There are other decisions users must make when selecting the iMac. The absence of a serial port on the iMac "kind of forces people to upgrade" to USB printers, Staten said.
And Apple may have trouble convincing educators who are buying a computer for the first time to buy a Macintosh instead of a PC. While new users care about price and the availability of software, Apple's success in bringing down the cost of a Mac and keeping its developer base alive nonetheless pales in comparison to the sub-$1,000 PC and the software available for it, analysts said. At $1,299, the iMac isn't really expensive, but it will be sitting next to $999 PCs in the store, Staten said.
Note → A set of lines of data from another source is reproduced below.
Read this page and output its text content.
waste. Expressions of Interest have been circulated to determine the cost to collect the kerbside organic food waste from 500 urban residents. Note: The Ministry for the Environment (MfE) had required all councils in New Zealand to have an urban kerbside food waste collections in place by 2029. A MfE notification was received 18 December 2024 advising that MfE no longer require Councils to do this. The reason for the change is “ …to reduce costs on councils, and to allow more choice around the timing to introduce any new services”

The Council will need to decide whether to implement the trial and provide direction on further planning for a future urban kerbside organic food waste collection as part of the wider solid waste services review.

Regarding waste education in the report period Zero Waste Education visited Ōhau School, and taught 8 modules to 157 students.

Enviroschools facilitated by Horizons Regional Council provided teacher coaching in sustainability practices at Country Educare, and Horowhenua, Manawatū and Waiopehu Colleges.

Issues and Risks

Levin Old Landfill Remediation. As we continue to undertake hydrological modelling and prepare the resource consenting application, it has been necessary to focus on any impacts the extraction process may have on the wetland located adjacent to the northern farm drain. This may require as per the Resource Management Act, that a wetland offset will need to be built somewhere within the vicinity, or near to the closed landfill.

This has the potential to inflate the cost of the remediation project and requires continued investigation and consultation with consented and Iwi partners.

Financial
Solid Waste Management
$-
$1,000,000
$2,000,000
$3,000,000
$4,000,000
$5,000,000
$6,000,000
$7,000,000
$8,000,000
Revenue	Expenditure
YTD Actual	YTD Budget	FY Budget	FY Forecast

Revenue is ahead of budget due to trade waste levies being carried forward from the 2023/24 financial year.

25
Still, while it remains to be seen whether the iMac can pull in new users, the new Mac sends an important and much-needed signal that Apple is not yet out of the game, analysts said.
Apple needed to show that the Mac market is real, that the company is committed to it and that developers should still develop for it, and the iMac does all that. "What Apple's biggest problem has been is that people have not had faith in the company, [and] for this product to be a big hit...that's like a booster shot for the company," Staten said.